SAN FRANCISCO, Feb. 12 (Xinhua) -- Researchers at the University of Washington (UW) in the U.S. Pacific Northwest and the University of Edinburgh in the United Kingdom have used data from the European Space Agency's CryoSat-2 satellite to identify a sudden drainage of large pools below Thwaites Glacier.
Thwaites Glacier on the edge of West Antarctica as part of the larger West Antarctic Ice Sheet, already one of the planet's fastest-moving glaciers, is sliding unstoppably into the ocean, mainly due to warmer seawater lapping at its underside, speeding up by about 10 percent from June 2013 and January 2014.
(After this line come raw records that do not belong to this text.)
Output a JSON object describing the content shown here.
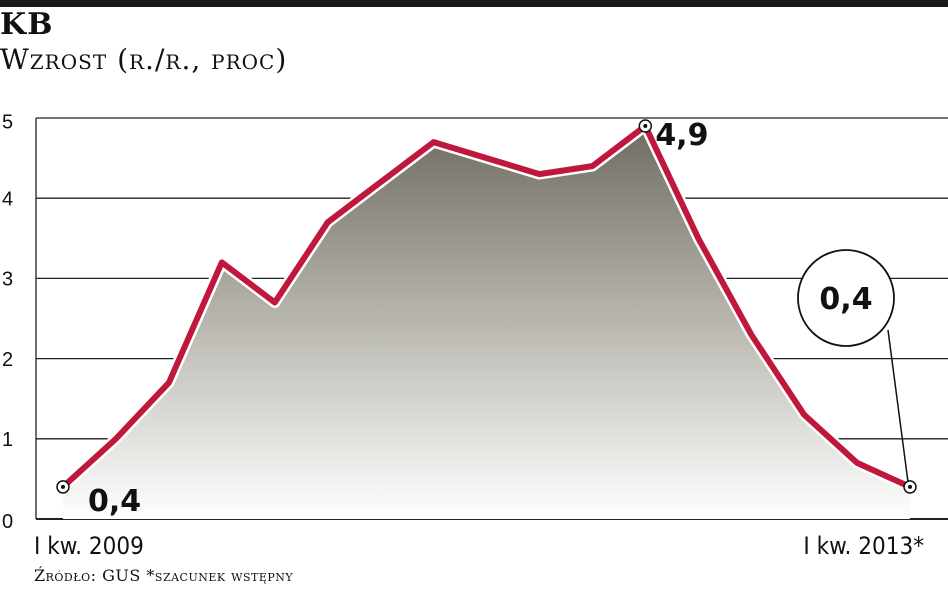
{
  "header": {
    "title": "KB",
    "subtitle": "Wzrost (r./r., proc)"
  },
  "footer": {
    "source": "Źródło: GUS *szacunek wstępny"
  },
  "colors": {
    "line": "#c0173d",
    "fill_top": "#6f6d62",
    "fill_bottom": "#ffffff",
    "grid": "#222222"
  },
  "chart_data": {
    "type": "area",
    "title": "KB",
    "subtitle": "Wzrost (r./r., proc)",
    "xlabel": "",
    "ylabel": "",
    "ylim": [
      0,
      5
    ],
    "yticks": [
      "0",
      "1",
      "2",
      "3",
      "4",
      "5"
    ],
    "x_tick_labels": [
      "I kw. 2009",
      "I kw. 2013*"
    ],
    "grid": true,
    "legend": "none",
    "series": [
      {
        "values": [
          0.4,
          1.0,
          1.7,
          3.2,
          2.7,
          3.7,
          4.2,
          4.7,
          4.5,
          4.3,
          4.4,
          4.9,
          3.5,
          2.3,
          1.3,
          0.7,
          0.4
        ]
      }
    ],
    "annotations": [
      {
        "index": 0,
        "text": "0,4"
      },
      {
        "index": 11,
        "text": "4,9"
      },
      {
        "index": 16,
        "text": "0,4",
        "style": "circle"
      }
    ]
  }
}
In a study published in The Cryosphere, the researchers report finding four interconnected lakes drained during the eight-month period.
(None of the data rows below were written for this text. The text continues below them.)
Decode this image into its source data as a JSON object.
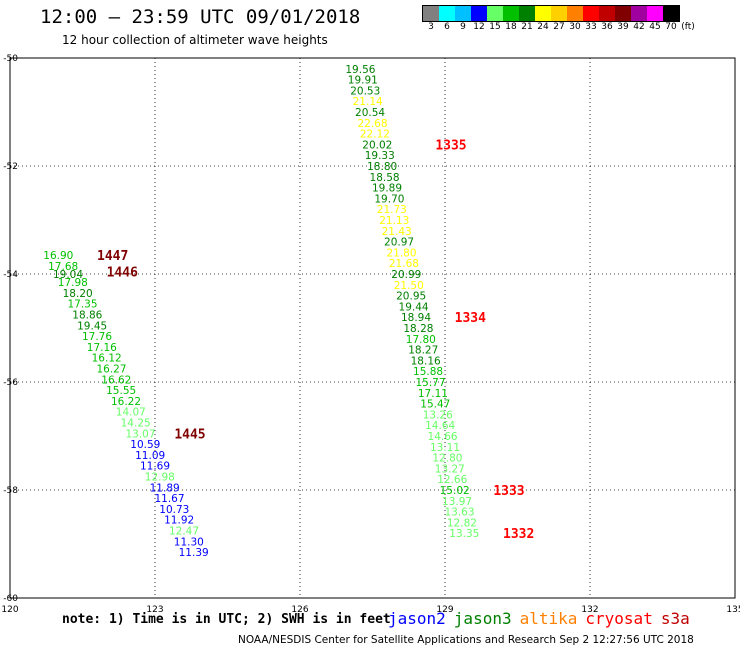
{
  "header": {
    "title": "12:00 – 23:59 UTC 09/01/2018",
    "subtitle": "12 hour collection of altimeter wave heights"
  },
  "color_scale": {
    "unit": "(ft)",
    "bins": [
      {
        "label": "3",
        "color": "#808080"
      },
      {
        "label": "6",
        "color": "#00ffff"
      },
      {
        "label": "9",
        "color": "#00c0ff"
      },
      {
        "label": "12",
        "color": "#0000ff"
      },
      {
        "label": "15",
        "color": "#66ff66"
      },
      {
        "label": "18",
        "color": "#00c000"
      },
      {
        "label": "21",
        "color": "#008000"
      },
      {
        "label": "24",
        "color": "#ffff00"
      },
      {
        "label": "27",
        "color": "#ffd000"
      },
      {
        "label": "30",
        "color": "#ff8000"
      },
      {
        "label": "33",
        "color": "#ff0000"
      },
      {
        "label": "36",
        "color": "#c00000"
      },
      {
        "label": "39",
        "color": "#800000"
      },
      {
        "label": "42",
        "color": "#a000a0"
      },
      {
        "label": "45",
        "color": "#ff00ff"
      },
      {
        "label": "70",
        "color": "#000000"
      }
    ]
  },
  "map": {
    "lon_range": [
      120,
      135
    ],
    "lat_range": [
      -60,
      -50
    ],
    "lon_ticks": [
      "120",
      "123",
      "126",
      "129",
      "132",
      "135"
    ],
    "lat_ticks": [
      "-50",
      "-52",
      "-54",
      "-56",
      "-58",
      "-60"
    ],
    "tracks": [
      {
        "satellite": "jason3",
        "points": [
          {
            "lon": 121.0,
            "lat": -53.65,
            "v": "16.90"
          },
          {
            "lon": 121.1,
            "lat": -53.85,
            "v": "17.68"
          },
          {
            "lon": 121.2,
            "lat": -54.0,
            "v": "19.04"
          },
          {
            "lon": 121.3,
            "lat": -54.15,
            "v": "17.98"
          },
          {
            "lon": 121.4,
            "lat": -54.35,
            "v": "18.20"
          },
          {
            "lon": 121.5,
            "lat": -54.55,
            "v": "17.35"
          },
          {
            "lon": 121.6,
            "lat": -54.75,
            "v": "18.86"
          },
          {
            "lon": 121.7,
            "lat": -54.95,
            "v": "19.45"
          },
          {
            "lon": 121.8,
            "lat": -55.15,
            "v": "17.76"
          },
          {
            "lon": 121.9,
            "lat": -55.35,
            "v": "17.16"
          },
          {
            "lon": 122.0,
            "lat": -55.55,
            "v": "16.12"
          },
          {
            "lon": 122.1,
            "lat": -55.75,
            "v": "16.27"
          },
          {
            "lon": 122.2,
            "lat": -55.95,
            "v": "16.62"
          },
          {
            "lon": 122.3,
            "lat": -56.15,
            "v": "15.55"
          },
          {
            "lon": 122.4,
            "lat": -56.35,
            "v": "16.22"
          },
          {
            "lon": 122.5,
            "lat": -56.55,
            "v": "14.07"
          },
          {
            "lon": 122.6,
            "lat": -56.75,
            "v": "14.25"
          },
          {
            "lon": 122.7,
            "lat": -56.95,
            "v": "13.07"
          },
          {
            "lon": 122.8,
            "lat": -57.15,
            "v": "10.59"
          },
          {
            "lon": 122.9,
            "lat": -57.35,
            "v": "11.09"
          },
          {
            "lon": 123.0,
            "lat": -57.55,
            "v": "11.69"
          },
          {
            "lon": 123.1,
            "lat": -57.75,
            "v": "12.98"
          },
          {
            "lon": 123.2,
            "lat": -57.95,
            "v": "11.89"
          },
          {
            "lon": 123.3,
            "lat": -58.15,
            "v": "11.67"
          },
          {
            "lon": 123.4,
            "lat": -58.35,
            "v": "10.73"
          },
          {
            "lon": 123.5,
            "lat": -58.55,
            "v": "11.92"
          },
          {
            "lon": 123.6,
            "lat": -58.75,
            "v": "12.47"
          },
          {
            "lon": 123.7,
            "lat": -58.95,
            "v": "11.30"
          },
          {
            "lon": 123.8,
            "lat": -59.15,
            "v": "11.39"
          }
        ]
      },
      {
        "satellite": "jason3",
        "points": [
          {
            "lon": 127.25,
            "lat": -50.2,
            "v": "19.56"
          },
          {
            "lon": 127.3,
            "lat": -50.4,
            "v": "19.91"
          },
          {
            "lon": 127.35,
            "lat": -50.6,
            "v": "20.53"
          },
          {
            "lon": 127.4,
            "lat": -50.8,
            "v": "21.14"
          },
          {
            "lon": 127.45,
            "lat": -51.0,
            "v": "20.54"
          },
          {
            "lon": 127.5,
            "lat": -51.2,
            "v": "22.68"
          },
          {
            "lon": 127.55,
            "lat": -51.4,
            "v": "22.12"
          },
          {
            "lon": 127.6,
            "lat": -51.6,
            "v": "20.02"
          },
          {
            "lon": 127.65,
            "lat": -51.8,
            "v": "19.33"
          },
          {
            "lon": 127.7,
            "lat": -52.0,
            "v": "18.80"
          },
          {
            "lon": 127.75,
            "lat": -52.2,
            "v": "18.58"
          },
          {
            "lon": 127.8,
            "lat": -52.4,
            "v": "19.89"
          },
          {
            "lon": 127.85,
            "lat": -52.6,
            "v": "19.70"
          },
          {
            "lon": 127.9,
            "lat": -52.8,
            "v": "21.73"
          },
          {
            "lon": 127.95,
            "lat": -53.0,
            "v": "21.13"
          },
          {
            "lon": 128.0,
            "lat": -53.2,
            "v": "21.43"
          },
          {
            "lon": 128.05,
            "lat": -53.4,
            "v": "20.97"
          },
          {
            "lon": 128.1,
            "lat": -53.6,
            "v": "21.80"
          },
          {
            "lon": 128.15,
            "lat": -53.8,
            "v": "21.68"
          },
          {
            "lon": 128.2,
            "lat": -54.0,
            "v": "20.99"
          },
          {
            "lon": 128.25,
            "lat": -54.2,
            "v": "21.50"
          },
          {
            "lon": 128.3,
            "lat": -54.4,
            "v": "20.95"
          },
          {
            "lon": 128.35,
            "lat": -54.6,
            "v": "19.44"
          },
          {
            "lon": 128.4,
            "lat": -54.8,
            "v": "18.94"
          },
          {
            "lon": 128.45,
            "lat": -55.0,
            "v": "18.28"
          },
          {
            "lon": 128.5,
            "lat": -55.2,
            "v": "17.80"
          },
          {
            "lon": 128.55,
            "lat": -55.4,
            "v": "18.27"
          },
          {
            "lon": 128.6,
            "lat": -55.6,
            "v": "18.16"
          },
          {
            "lon": 128.65,
            "lat": -55.8,
            "v": "15.88"
          },
          {
            "lon": 128.7,
            "lat": -56.0,
            "v": "15.77"
          },
          {
            "lon": 128.75,
            "lat": -56.2,
            "v": "17.11"
          },
          {
            "lon": 128.8,
            "lat": -56.4,
            "v": "15.47"
          },
          {
            "lon": 128.85,
            "lat": -56.6,
            "v": "13.26"
          },
          {
            "lon": 128.9,
            "lat": -56.8,
            "v": "14.64"
          },
          {
            "lon": 128.95,
            "lat": -57.0,
            "v": "14.66"
          },
          {
            "lon": 129.0,
            "lat": -57.2,
            "v": "13.11"
          },
          {
            "lon": 129.05,
            "lat": -57.4,
            "v": "12.80"
          },
          {
            "lon": 129.1,
            "lat": -57.6,
            "v": "13.27"
          },
          {
            "lon": 129.15,
            "lat": -57.8,
            "v": "12.66"
          },
          {
            "lon": 129.2,
            "lat": -58.0,
            "v": "15.02"
          },
          {
            "lon": 129.25,
            "lat": -58.2,
            "v": "13.97"
          },
          {
            "lon": 129.3,
            "lat": -58.4,
            "v": "13.63"
          },
          {
            "lon": 129.35,
            "lat": -58.6,
            "v": "12.82"
          },
          {
            "lon": 129.4,
            "lat": -58.8,
            "v": "13.35"
          }
        ]
      }
    ],
    "time_labels": [
      {
        "lon": 121.8,
        "lat": -53.65,
        "text": "1447",
        "color": "#800000"
      },
      {
        "lon": 122.0,
        "lat": -53.95,
        "text": "1446",
        "color": "#800000"
      },
      {
        "lon": 123.4,
        "lat": -56.95,
        "text": "1445",
        "color": "#800000"
      },
      {
        "lon": 128.8,
        "lat": -51.6,
        "text": "1335",
        "color": "#ff0000"
      },
      {
        "lon": 129.2,
        "lat": -54.8,
        "text": "1334",
        "color": "#ff0000"
      },
      {
        "lon": 130.0,
        "lat": -58.0,
        "text": "1333",
        "color": "#ff0000"
      },
      {
        "lon": 130.2,
        "lat": -58.8,
        "text": "1332",
        "color": "#ff0000"
      }
    ]
  },
  "note": "note:  1) Time is in UTC;  2) SWH is in feet",
  "legend": [
    {
      "name": "jason2",
      "color": "#0000ff"
    },
    {
      "name": "jason3",
      "color": "#008000"
    },
    {
      "name": "altika",
      "color": "#ff8000"
    },
    {
      "name": "cryosat",
      "color": "#ff0000"
    },
    {
      "name": "s3a",
      "color": "#c00000"
    }
  ],
  "credit": "NOAA/NESDIS Center for Satellite Applications and Research   Sep  2 12:27:56 UTC 2018"
}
"This was a big event, and it confirms that the long-term speed-up that we're observing for this glacier is probably driven by other factors, most likely in the ocean," said corresponding author Ben Smith, a glaciologist with the UW's Applied Physics Laboratory. "The water flow at the bed is probably not controlling the speed."
The authors used a new technique to discover drops at the glacier's surface of up to 70 feet, or 20 meters, over a 20 kilometer by 40 kilometer area. Calculations show it was likely due to the emptying of four interconnected lakes far below. The peak drainage rate was about 8,500 cubic feet, or 240 cubic meters, per second, the largest meltwater outflow yet reported for subglacial lakes in this region.
"This lake drainage is the biggest water movement that you would expect to see in this area, and it didn't change the glacier's speed by that much," Smith was quoted as saying in a news release. The reason is likely that Thwaites Glacier is moving quickly enough, that friction is heating up its underside to ice's melting point. The glacier's base is already wet and adding more water doesn't make it much more slippery.
The study supports previous UW research from 2014 showing that Thwaites Glacier will likely collapse within 200 to 900 years to cause seas to rise by 2 feet, or 0.6 meter. Those calculations were made without detailed maps of how water flows at the glacier's underbelly.
The new findings suggest that doesn't really matter. "If Thwaites Glacier had really jumped in response to this lake drainage, then that would have suggested that we need a more detailed model of where water is flowing at the bed," Smith said. "Radar data from NASA's Operation Ice Bridge program has told us a lot about the shape of Thwaites Glacier, but it's very difficult to see how water is moving. Based on this result, that may not be a big problem."
Melting at the ice sheet base would refill the lakes in 20 to 80 years, Smith said. Over time meltwater gradually collects in depressions in the bedrock. When the water reaches a certain level it breaches a weak point, then flows through channels in the ice. As Thwaites Glacier thins near the coast, its surface will become steeper, he said, and the difference in ice pressure between inland regions and the coast may push water coastward and cause more lakes to drain.